After spending the day cooking with Mama Pea, we head on to the highlight of our Chiang Mai trip. And that’s none other than Loy Krathong and Yi Peng Lantern Festival.
Visiting Chiang Mai in time for Loy Krathong and Yi Peng Lantern Festival has been in my bucket list for more than 20 years. So, this trip is a dream come true for me. What made it even more special is when we were there, the festival date fell on November 11, 2019—an auspicious date. It’s been a high-vibration day and you could really feel the magic in the air.
Loy Krathong and Yi Peng Lantern Festival are a time for “making merit”
The Yi Peng Lantern Festival is an event celebrated in Northern Thailand on the 12th full moon of the Thai lunar calendar. It’s made iconic by the paper lanterns released to the sky during the night of the festival. The event has its roots in Buddhism, and it’s considered by the Northern Thai people as a time for making merit. This means releasing all the suffering and mistakes of the previous year and making room for new luck. It’s also an occasion for giving thanks and making offerings to the river for its bounty and blessings.
Yi Peng is observed all over the northern part of the country. However, the best place to witness it is Chiang Mai. Hosted by the Chiang Mai Cultural Center, the celebration is particularly known for its energy and color.

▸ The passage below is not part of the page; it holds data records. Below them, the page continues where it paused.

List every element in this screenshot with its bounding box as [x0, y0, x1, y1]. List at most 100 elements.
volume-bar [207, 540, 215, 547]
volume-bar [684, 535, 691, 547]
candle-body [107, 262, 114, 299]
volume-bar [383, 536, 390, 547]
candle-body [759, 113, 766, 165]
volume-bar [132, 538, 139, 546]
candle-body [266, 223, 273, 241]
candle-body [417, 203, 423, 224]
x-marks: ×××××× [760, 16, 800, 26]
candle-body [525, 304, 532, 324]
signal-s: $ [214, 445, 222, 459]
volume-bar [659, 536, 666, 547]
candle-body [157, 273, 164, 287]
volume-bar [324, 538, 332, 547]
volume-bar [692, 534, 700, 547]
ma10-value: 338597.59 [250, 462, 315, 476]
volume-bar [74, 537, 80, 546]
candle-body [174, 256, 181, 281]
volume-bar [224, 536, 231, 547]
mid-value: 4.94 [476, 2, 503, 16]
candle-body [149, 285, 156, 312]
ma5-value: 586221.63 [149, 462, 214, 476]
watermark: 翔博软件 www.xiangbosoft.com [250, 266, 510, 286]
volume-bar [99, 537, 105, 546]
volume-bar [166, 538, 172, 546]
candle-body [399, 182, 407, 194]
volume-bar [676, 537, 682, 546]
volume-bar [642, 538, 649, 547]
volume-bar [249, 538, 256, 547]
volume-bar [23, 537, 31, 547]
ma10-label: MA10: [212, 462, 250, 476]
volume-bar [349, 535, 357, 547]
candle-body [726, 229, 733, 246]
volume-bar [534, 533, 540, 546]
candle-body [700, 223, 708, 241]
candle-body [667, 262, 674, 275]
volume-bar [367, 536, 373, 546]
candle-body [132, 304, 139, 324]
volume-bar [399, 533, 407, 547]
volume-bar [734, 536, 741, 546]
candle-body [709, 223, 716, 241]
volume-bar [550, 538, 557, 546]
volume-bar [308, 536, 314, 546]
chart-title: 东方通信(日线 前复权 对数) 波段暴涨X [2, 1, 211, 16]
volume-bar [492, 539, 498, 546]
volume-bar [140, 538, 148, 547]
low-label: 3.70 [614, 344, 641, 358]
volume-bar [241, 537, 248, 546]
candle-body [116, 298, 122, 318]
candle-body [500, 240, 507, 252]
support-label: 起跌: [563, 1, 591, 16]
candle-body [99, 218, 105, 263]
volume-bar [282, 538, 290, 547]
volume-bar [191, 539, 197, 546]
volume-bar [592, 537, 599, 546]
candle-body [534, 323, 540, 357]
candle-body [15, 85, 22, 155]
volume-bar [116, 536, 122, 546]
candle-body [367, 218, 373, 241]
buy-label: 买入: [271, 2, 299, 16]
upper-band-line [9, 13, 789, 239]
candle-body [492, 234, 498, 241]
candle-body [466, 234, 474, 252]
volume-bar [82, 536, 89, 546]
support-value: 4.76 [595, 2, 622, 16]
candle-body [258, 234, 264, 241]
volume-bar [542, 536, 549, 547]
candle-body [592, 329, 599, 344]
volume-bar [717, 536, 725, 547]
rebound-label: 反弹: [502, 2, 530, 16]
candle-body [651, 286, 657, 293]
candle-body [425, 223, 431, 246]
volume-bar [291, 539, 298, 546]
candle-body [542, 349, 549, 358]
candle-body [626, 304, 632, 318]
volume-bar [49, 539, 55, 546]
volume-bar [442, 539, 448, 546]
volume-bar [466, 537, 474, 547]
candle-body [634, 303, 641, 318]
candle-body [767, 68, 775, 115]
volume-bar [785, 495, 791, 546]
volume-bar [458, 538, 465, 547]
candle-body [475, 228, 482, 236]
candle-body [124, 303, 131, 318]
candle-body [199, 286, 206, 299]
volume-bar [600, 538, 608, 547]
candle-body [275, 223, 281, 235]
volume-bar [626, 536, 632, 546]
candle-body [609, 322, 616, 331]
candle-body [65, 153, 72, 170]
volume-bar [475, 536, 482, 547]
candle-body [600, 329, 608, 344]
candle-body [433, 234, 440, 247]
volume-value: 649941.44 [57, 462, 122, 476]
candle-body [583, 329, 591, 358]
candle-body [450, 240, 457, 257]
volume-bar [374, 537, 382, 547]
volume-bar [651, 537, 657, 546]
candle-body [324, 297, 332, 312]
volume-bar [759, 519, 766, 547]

The Yi Peng Festival was previously a standalone festival. These days, however, it’s celebrated in tandem with Loy Krathong. Loy Krathong is a Thai festival of thanksgiving, also observed on the 12th lunar month of the Thai calendar. Just like Yi Peng, Loy Krathong is deeply rooted in Buddhism. Its purpose is to show gratefulness and give offerings to the water gods for the year’s blessings.
The Yi Peng Lantern Festival is a once-in-a-lifetime experience
I’m truly thankful that we got to go to Chiang Mai as a group to witness Yi Peng. It is, hands down, a truly once-in-a-lifetime experience you won’t easily forget.
Yi Peng is a cultural experience. You get to know more about the culture of Northern Thailand, see the many different tribes there, and have a glimpse of how they live. You get to support them by buying their handicrafts, some of which can take two whole years to make.
Yi Peng is also a fun experience. It’s not just a time for making merit; it’s a time for merrymaking. There’s so much dancing and eating and drinking going on, and we gladly took part where we can.
Most of all, Yi Peng, along with Loy Krathong, is a spiritual, soul-feeding experience. Watching your krathong floating on the river is like watching your suffering floating away and leaving room for happiness and joy. Watching your lantern float up to the sky with your wishes written on them is like leaving room for hope. Above all, it’s a celebration of life, a celebration of the earth, a celebration of the universe, and a show of gratefulness for all the energy they have given us. It’s an opportunity to give thanks to the river for all the prosperity that we’ve got.